The dead hostages are known to include at least one American, as well as Filipino and French workers. Nearly two dozen foreigners by some estimates were unaccounted for.
It was unclear whether anyone was rescued in the final assault on the complex, which is run by the Algerian state oil company along with BP and Norway's Statoil.
Authorities said the bloody takeover was carried out on Wednesday by 32 men from six countries, under the command from afar of the one-eyed Algerian bandit Moktar Belmoktar, founder of the Masked Brigade, based in Mali. The attacking force called itself “Those Who Sign in Blood.”
The Masked Brigade said on Sunday that the attack was payback against Algeria for allowing over-flights of French aircraft headed to Mali and for closing its long border with Mali. In an earlier communication, the group claimed to have carried out the attack in the name of al-Qaida.

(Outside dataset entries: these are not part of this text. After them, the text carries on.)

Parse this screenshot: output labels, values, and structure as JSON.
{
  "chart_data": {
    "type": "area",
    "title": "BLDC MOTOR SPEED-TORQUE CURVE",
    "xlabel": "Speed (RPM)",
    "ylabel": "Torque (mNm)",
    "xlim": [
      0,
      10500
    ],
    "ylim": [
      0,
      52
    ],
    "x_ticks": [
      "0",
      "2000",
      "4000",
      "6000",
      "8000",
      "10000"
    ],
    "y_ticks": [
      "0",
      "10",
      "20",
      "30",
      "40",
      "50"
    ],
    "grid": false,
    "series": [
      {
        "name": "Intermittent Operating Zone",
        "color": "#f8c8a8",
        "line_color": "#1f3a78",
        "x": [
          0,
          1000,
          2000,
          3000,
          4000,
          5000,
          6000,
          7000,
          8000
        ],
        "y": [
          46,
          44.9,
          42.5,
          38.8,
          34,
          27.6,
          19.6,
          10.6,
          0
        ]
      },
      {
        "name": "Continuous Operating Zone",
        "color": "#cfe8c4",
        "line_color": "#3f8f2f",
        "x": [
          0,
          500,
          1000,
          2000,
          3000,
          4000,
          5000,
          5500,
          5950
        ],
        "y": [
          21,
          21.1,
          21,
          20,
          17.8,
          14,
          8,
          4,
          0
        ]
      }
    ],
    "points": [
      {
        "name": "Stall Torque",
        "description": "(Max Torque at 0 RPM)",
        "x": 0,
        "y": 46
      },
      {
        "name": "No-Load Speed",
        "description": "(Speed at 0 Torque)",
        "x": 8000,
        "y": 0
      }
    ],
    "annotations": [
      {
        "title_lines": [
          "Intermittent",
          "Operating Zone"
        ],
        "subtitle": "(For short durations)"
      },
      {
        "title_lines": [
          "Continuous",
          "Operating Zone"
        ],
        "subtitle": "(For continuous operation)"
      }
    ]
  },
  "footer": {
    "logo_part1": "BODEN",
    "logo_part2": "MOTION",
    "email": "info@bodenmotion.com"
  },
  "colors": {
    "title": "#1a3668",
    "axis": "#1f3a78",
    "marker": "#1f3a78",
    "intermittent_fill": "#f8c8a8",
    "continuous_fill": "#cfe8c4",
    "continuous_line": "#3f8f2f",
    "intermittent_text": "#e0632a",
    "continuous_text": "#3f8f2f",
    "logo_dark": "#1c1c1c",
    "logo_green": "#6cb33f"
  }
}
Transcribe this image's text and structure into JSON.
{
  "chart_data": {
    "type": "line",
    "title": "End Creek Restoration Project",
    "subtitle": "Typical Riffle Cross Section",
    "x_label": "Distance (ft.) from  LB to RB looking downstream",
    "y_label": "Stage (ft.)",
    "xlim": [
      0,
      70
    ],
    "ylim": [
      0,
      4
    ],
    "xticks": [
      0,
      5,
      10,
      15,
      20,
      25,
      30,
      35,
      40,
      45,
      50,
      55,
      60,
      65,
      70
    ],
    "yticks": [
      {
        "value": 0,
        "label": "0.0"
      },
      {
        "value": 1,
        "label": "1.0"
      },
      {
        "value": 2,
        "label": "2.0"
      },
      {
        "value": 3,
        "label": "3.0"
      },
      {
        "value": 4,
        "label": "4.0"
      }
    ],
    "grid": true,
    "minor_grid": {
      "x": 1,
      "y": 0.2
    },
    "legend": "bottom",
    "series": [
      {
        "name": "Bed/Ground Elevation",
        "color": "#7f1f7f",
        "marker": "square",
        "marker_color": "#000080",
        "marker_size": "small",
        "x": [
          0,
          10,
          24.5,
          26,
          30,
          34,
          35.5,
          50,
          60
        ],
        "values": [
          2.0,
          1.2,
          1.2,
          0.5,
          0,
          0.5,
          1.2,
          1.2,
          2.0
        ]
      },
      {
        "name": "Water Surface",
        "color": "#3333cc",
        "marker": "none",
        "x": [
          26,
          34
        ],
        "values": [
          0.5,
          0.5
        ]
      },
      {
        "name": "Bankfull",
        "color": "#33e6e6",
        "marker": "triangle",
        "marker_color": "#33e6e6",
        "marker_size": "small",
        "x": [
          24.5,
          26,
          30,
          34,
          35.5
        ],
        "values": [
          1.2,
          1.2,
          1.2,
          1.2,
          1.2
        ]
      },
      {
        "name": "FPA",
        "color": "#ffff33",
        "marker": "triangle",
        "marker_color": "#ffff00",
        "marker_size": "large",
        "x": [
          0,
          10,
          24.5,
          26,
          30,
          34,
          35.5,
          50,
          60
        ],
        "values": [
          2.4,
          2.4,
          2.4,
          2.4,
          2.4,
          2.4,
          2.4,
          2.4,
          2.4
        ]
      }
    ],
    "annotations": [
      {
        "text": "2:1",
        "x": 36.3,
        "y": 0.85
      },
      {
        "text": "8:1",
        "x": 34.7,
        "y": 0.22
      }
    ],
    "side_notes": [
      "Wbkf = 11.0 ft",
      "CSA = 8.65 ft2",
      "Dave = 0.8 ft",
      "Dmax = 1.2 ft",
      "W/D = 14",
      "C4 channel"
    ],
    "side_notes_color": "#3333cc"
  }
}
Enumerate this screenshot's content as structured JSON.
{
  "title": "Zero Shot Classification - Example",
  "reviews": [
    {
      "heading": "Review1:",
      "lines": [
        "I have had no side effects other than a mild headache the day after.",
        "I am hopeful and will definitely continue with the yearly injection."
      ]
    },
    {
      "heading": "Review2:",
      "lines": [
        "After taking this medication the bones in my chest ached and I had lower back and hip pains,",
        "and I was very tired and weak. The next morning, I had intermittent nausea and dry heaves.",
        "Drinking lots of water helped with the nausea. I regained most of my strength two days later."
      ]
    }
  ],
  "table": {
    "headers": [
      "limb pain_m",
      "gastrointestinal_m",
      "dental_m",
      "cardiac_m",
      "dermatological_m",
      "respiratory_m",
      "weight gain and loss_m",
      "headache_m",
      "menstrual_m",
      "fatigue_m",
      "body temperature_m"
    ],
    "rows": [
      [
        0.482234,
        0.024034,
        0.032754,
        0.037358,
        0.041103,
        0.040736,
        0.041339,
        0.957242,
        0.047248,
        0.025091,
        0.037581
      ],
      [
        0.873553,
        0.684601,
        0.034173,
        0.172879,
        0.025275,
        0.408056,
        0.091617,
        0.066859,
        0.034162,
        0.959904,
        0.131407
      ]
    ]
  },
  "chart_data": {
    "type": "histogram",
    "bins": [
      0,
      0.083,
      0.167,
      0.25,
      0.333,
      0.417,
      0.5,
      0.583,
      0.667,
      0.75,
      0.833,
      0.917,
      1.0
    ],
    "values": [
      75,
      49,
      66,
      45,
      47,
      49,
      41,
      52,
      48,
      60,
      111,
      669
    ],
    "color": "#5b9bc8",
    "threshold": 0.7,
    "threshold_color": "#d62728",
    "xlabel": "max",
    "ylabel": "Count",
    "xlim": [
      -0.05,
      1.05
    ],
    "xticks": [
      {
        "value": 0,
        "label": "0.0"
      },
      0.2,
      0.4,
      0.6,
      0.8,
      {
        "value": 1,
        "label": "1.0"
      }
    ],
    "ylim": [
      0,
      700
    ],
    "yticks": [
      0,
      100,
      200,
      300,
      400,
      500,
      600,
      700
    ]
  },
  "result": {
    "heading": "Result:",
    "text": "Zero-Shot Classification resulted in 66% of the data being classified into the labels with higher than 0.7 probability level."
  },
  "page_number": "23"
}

Armed with heavy machine guns, rocket launchers, missiles and grenades, the militants singled out foreign workers at the plant, killing some of them on the spot and attaching explosive belts to others.
Algeria's tough and uncompromising response to the crisis was typical of its take-no-prisoners approach in confronting terrorists. Algerian military forces, backed by attack helicopters, conducted two assaults on the plant, the first one on Thursday.
The militants had “decided to succeed in the operation as planned, to blow up the gas complex and kill all the hostages,” Algerian Communications Minister Mohamed Said told state radio.
Norwegian Foreign Minister Espen Barth Eide said the terrorists had tried to blow up the plant on Saturday but managed to start only a small fire.
“That's when they started to execute hostages, and the special forces intervened,” Eide said.
Norway's Statoil said five Norwegians are still missing.